O Irã ocupa posição-chave no mercado global de energia, com reservas entre as maiores do mundo. Qualquer ameaça a instalações portuárias, ao Estreito de Ormuz ou à capacidade de exportação do país pode empurrar o barril para patamares mais altos e pressionar economias importadoras, incluindo o Brasil. A percepção de que os Estados Unidos dispõem de um arsenal quase inesgotável para manter uma campanha aérea prolongada acrescenta um componente de imprevisibilidade às projeções de traders e governos.
Domínio do espaço aéreo, escalada prolongada e incertezas
O uso intensivo de bombas gravitacionais depende de um pré-requisito central: o domínio do espaço aéreo inimigo. Para que os aviões possam voar sobre ou nas proximidades de alvos estratégicos, sem serem abatidos por mísseis ou caças, é preciso neutralizar radares e sistemas de defesa antiaérea. Esse esforço já aparece nas primeiras fases da campanha e tende a continuar, prolongando o ciclo de ataques e contra-ataques na região.
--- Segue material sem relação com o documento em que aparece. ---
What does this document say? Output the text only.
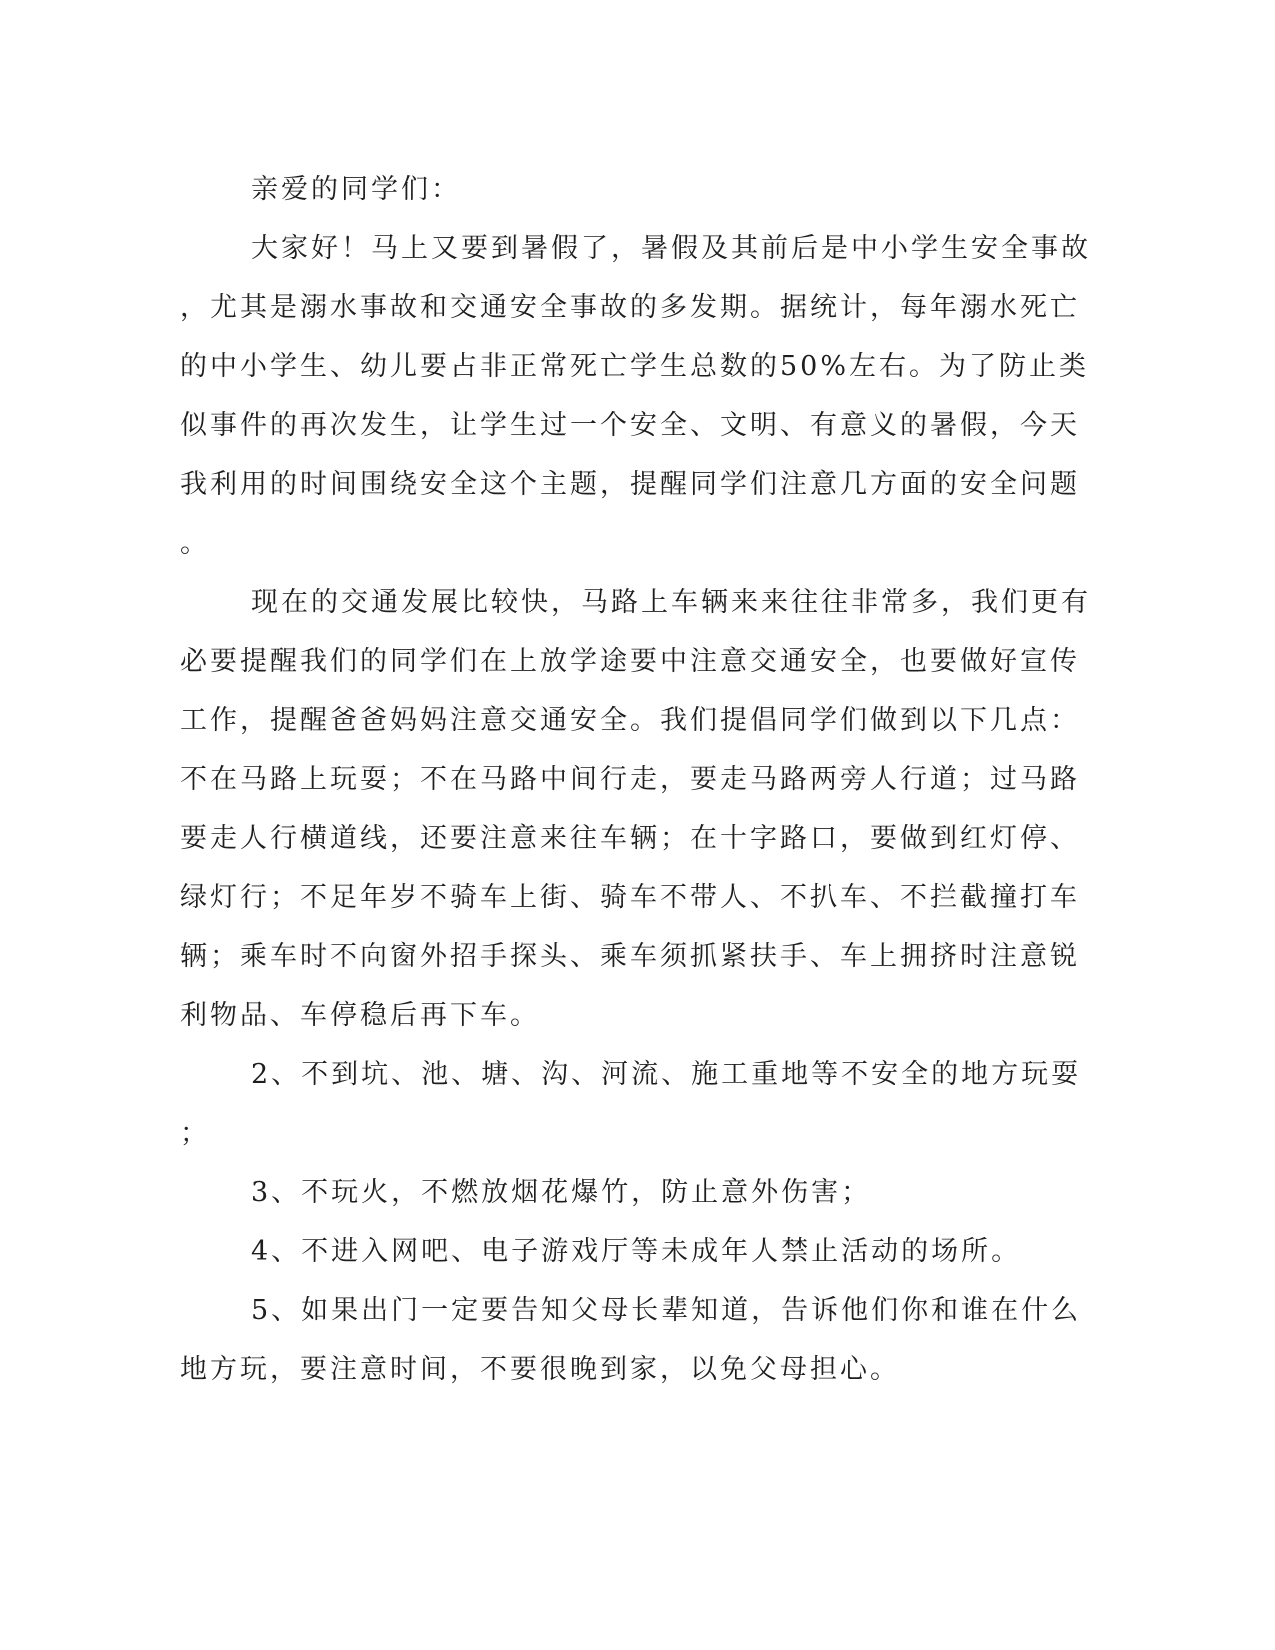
亲爱的同学们：

大家好！马上又要到暑假了，暑假及其前后是中小学生安全事故
，尤其是溺水事故和交通安全事故的多发期。据统计，每年溺水死亡
的中小学生、幼儿要占非正常死亡学生总数的50%左右。为了防止类
似事件的再次发生，让学生过一个安全、文明、有意义的暑假，今天
我利用的时间围绕安全这个主题，提醒同学们注意几方面的安全问题
。

现在的交通发展比较快，马路上车辆来来往往非常多，我们更有
必要提醒我们的同学们在上放学途要中注意交通安全，也要做好宣传
工作，提醒爸爸妈妈注意交通安全。我们提倡同学们做到以下几点：
不在马路上玩耍；不在马路中间行走，要走马路两旁人行道；过马路
要走人行横道线，还要注意来往车辆；在十字路口，要做到红灯停、
绿灯行；不足年岁不骑车上街、骑车不带人、不扒车、不拦截撞打车
辆；乘车时不向窗外招手探头、乘车须抓紧扶手、车上拥挤时注意锐
利物品、车停稳后再下车。

2、不到坑、池、塘、沟、河流、施工重地等不安全的地方玩耍
；

3、不玩火，不燃放烟花爆竹，防止意外伤害；

4、不进入网吧、电子游戏厅等未成年人禁止活动的场所。

5、如果出门一定要告知父母长辈知道，告诉他们你和谁在什么
地方玩，要注意时间，不要很晚到家，以免父母担心。
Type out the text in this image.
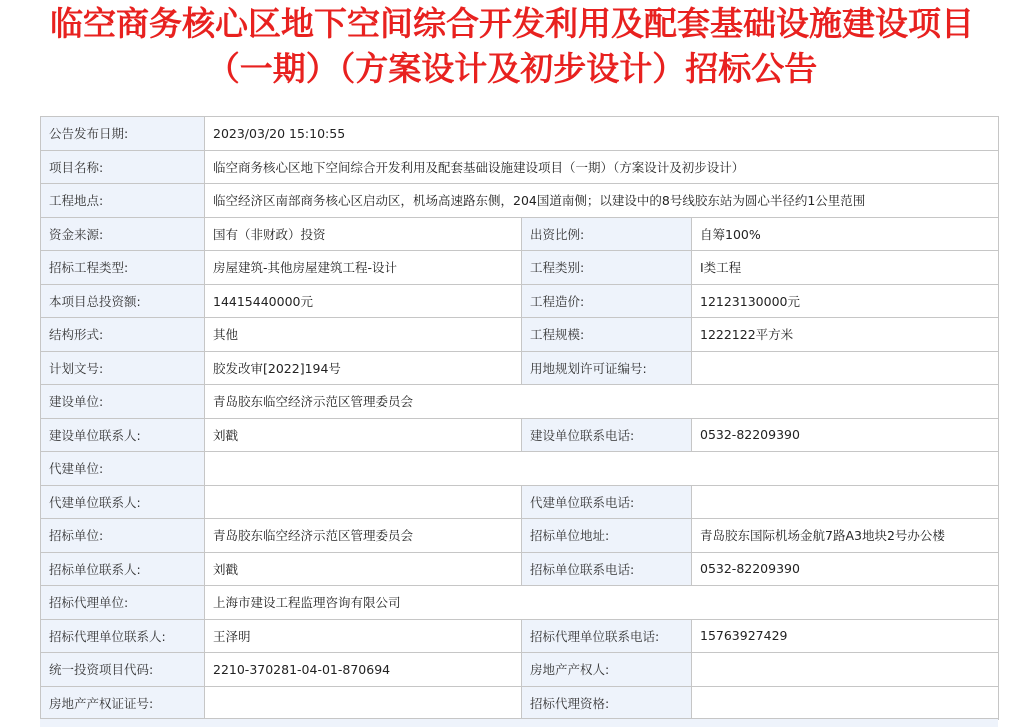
临空商务核心区地下空间综合开发利用及配套基础设施建设项目
（一期）（方案设计及初步设计）招标公告
公告发布日期:	2023/03/20 15:10:55		
项目名称:	临空商务核心区地下空间综合开发利用及配套基础设施建设项目（一期）（方案设计及初步设计）		
工程地点:	临空经济区南部商务核心区启动区，机场高速路东侧，204国道南侧；以建设中的8号线胶东站为圆心半径约1公里范围		
资金来源:	国有（非财政）投资	出资比例:	自筹100%
招标工程类型:	房屋建筑-其他房屋建筑工程-设计	工程类别:	Ⅰ类工程
本项目总投资额:	14415440000元	工程造价:	12123130000元
结构形式:	其他	工程规模:	1222122平方米
计划文号:	胶发改审[2022]194号	用地规划许可证编号:	
建设单位:	青岛胶东临空经济示范区管理委员会		
建设单位联系人:	刘戳	建设单位联系电话:	0532-82209390
代建单位:			
代建单位联系人:		代建单位联系电话:	
招标单位:	青岛胶东临空经济示范区管理委员会	招标单位地址:	青岛胶东国际机场金航7路A3地块2号办公楼
招标单位联系人:	刘戳	招标单位联系电话:	0532-82209390
招标代理单位:	上海市建设工程监理咨询有限公司		
招标代理单位联系人:	王泽明	招标代理单位联系电话:	15763927429
统一投资项目代码:	2210-370281-04-01-870694	房地产产权人:	
房地产产权证证号:		招标代理资格:	
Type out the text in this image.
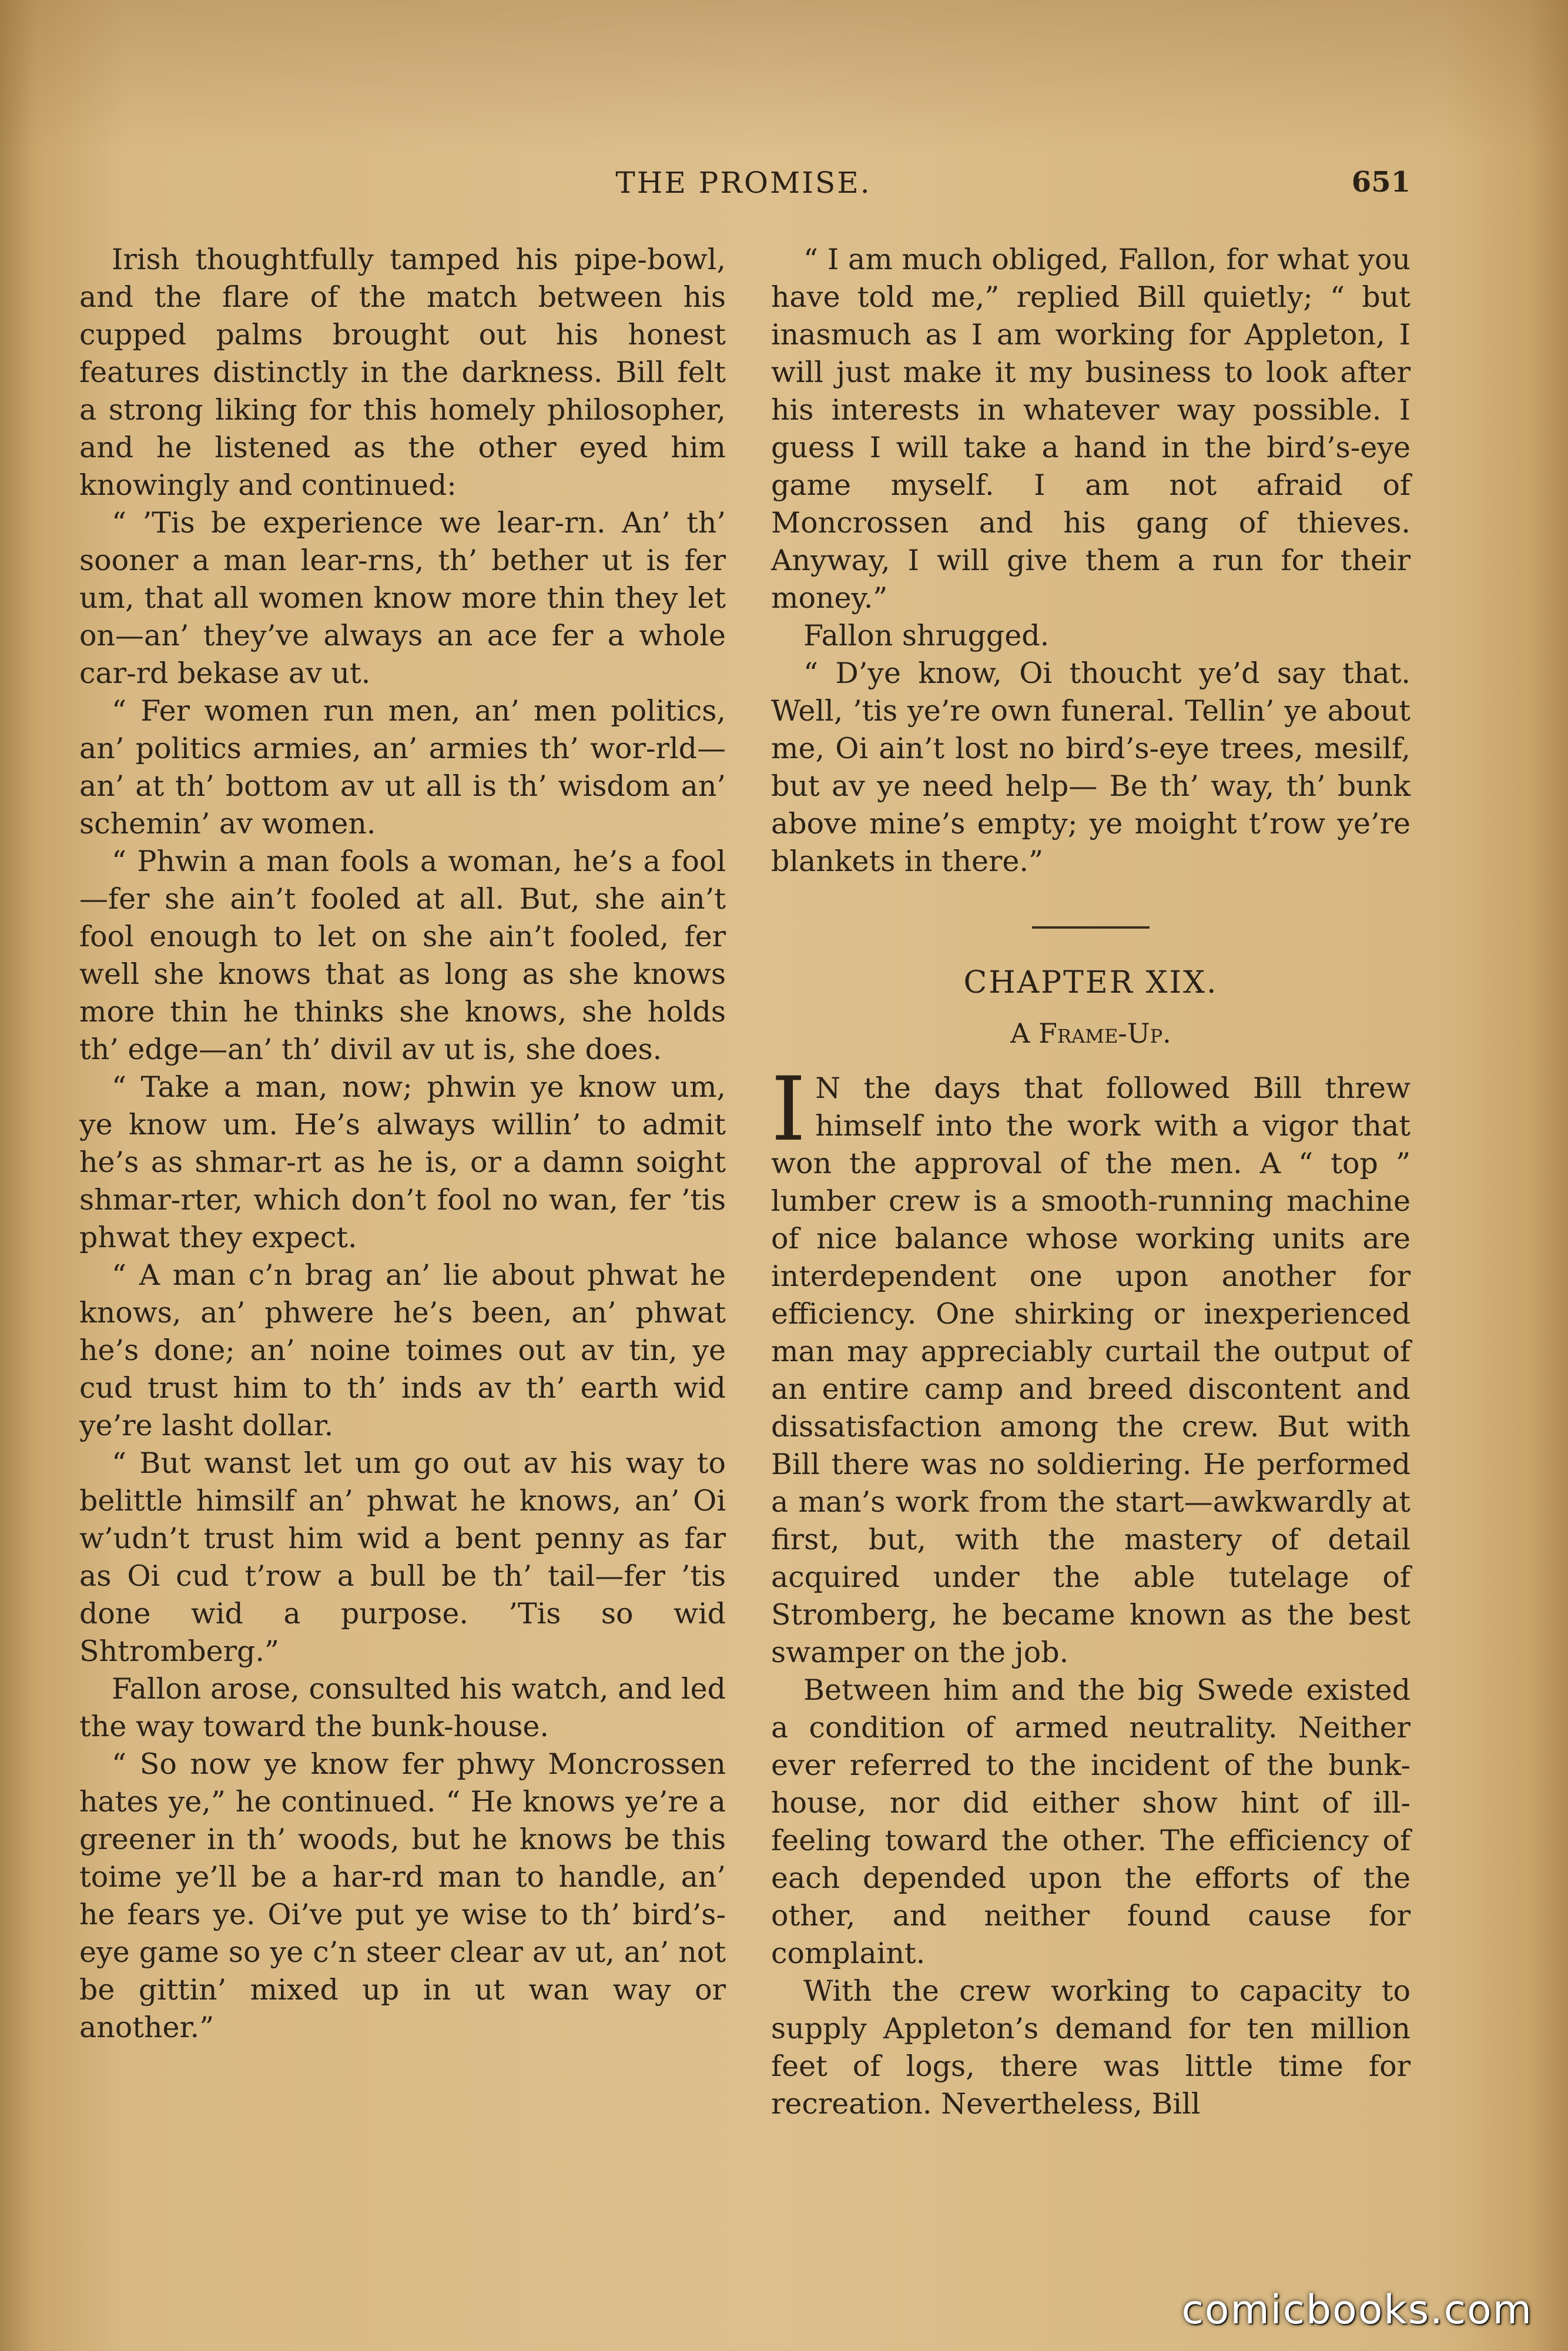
THE PROMISE.	651

Irish thoughtfully tamped his pipe-bowl, and the flare of the match between his cupped palms brought out his honest features distinctly in the darkness. Bill felt a strong liking for this homely philosopher, and he listened as the other eyed him knowingly and continued:

“ ’Tis be experience we lear-rn. An’ th’ sooner a man lear-rns, th’ bether ut is fer um, that all women know more thin they let on—an’ they’ve always an ace fer a whole car-rd bekase av ut.

“ Fer women run men, an’ men politics, an’ politics armies, an’ armies th’ wor-rld—an’ at th’ bottom av ut all is th’ wisdom an’ schemin’ av women.

“ Phwin a man fools a woman, he’s a fool—fer she ain’t fooled at all. But, she ain’t fool enough to let on she ain’t fooled, fer well she knows that as long as she knows more thin he thinks she knows, she holds th’ edge—an’ th’ divil av ut is, she does.

“ Take a man, now; phwin ye know um, ye know um. He’s always willin’ to admit he’s as shmar-rt as he is, or a damn soight shmar-rter, which don’t fool no wan, fer ’tis phwat they expect.

“ A man c’n brag an’ lie about phwat he knows, an’ phwere he’s been, an’ phwat he’s done; an’ noine toimes out av tin, ye cud trust him to th’ inds av th’ earth wid ye’re lasht dollar.

“ But wanst let um go out av his way to belittle himsilf an’ phwat he knows, an’ Oi w’udn’t trust him wid a bent penny as far as Oi cud t’row a bull be th’ tail—fer ’tis done wid a purpose. ’Tis so wid Shtromberg.”

Fallon arose, consulted his watch, and led the way toward the bunk-house.

“ So now ye know fer phwy Moncrossen hates ye,” he continued. “ He knows ye’re a greener in th’ woods, but he knows be this toime ye’ll be a har-rd man to handle, an’ he fears ye. Oi’ve put ye wise to th’ bird’s-eye game so ye c’n steer clear av ut, an’ not be gittin’ mixed up in ut wan way or another.”

“ I am much obliged, Fallon, for what you have told me,” replied Bill quietly; “ but inasmuch as I am working for Appleton, I will just make it my business to look after his interests in whatever way possible. I guess I will take a hand in the bird’s-eye game myself. I am not afraid of Moncrossen and his gang of thieves. Anyway, I will give them a run for their money.”

Fallon shrugged.

“ D’ye know, Oi thoucht ye’d say that. Well, ’tis ye’re own funeral. Tellin’ ye about me, Oi ain’t lost no bird’s-eye trees, mesilf, but av ye need help— Be th’ way, th’ bunk above mine’s empty; ye moight t’row ye’re blankets in there.”

CHAPTER XIX.
A Frame-Up.

I N the days that followed Bill threw himself into the work with a vigor that won the approval of the men. A “ top ” lumber crew is a smooth-running machine of nice balance whose working units are interdependent one upon another for efficiency. One shirking or inexperienced man may appreciably curtail the output of an entire camp and breed discontent and dissatisfaction among the crew. But with Bill there was no soldiering. He performed a man’s work from the start—awkwardly at first, but, with the mastery of detail acquired under the able tutelage of Stromberg, he became known as the best swamper on the job.

Between him and the big Swede existed a condition of armed neutrality. Neither ever referred to the incident of the bunk-house, nor did either show hint of ill-feeling toward the other. The efficiency of each depended upon the efforts of the other, and neither found cause for complaint.

With the crew working to capacity to supply Appleton’s demand for ten million feet of logs, there was little time for recreation. Nevertheless, Bill

comicbooks.com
A promessa de um arsenal “praticamente ilimitado” sugere uma guerra de desgaste, em que o lado com maior capacidade industrial e financeira tenta impor sua vontade pelo acúmulo de danos. Ao mesmo tempo, a Casa Branca evita apresentar uma saída política clara. Karoline Leavitt não indica prazos, metas intermediárias nem condições objetivas para encerrar a ofensiva. Hegseth apenas reforça que Trump manterá “a luta pelo tempo que for necessário”.
Diplomatas europeus e de países emergentes acompanham o movimento com preocupação. Cada novo ataque amplia o risco de erro de cálculo, seja por falha técnica, seja por avaliação política equivocada em Teerã ou em Washington. Um bombardeio a poucos quilômetros de fronteiras sensíveis, por exemplo, pode pressionar governos vizinhos e arrastar atores que hoje tentam se manter à margem do conflito direto.
No curto prazo, a atenção se volta para os próximos alvos e para a resposta iraniana. No médio e longo prazo, a pergunta que ecoa em capitais do mundo é se a aposta em bombas cada vez mais precisas reduz o ímpeto de negociar ou apenas adia um acerto político inevitável. Enquanto a resposta não vem, o som que prevalece na região é o dos motores de caça em decolagem e o de bombas que caem, guiadas por satélites, sobre um tabuleiro geopolítico já em ebulição.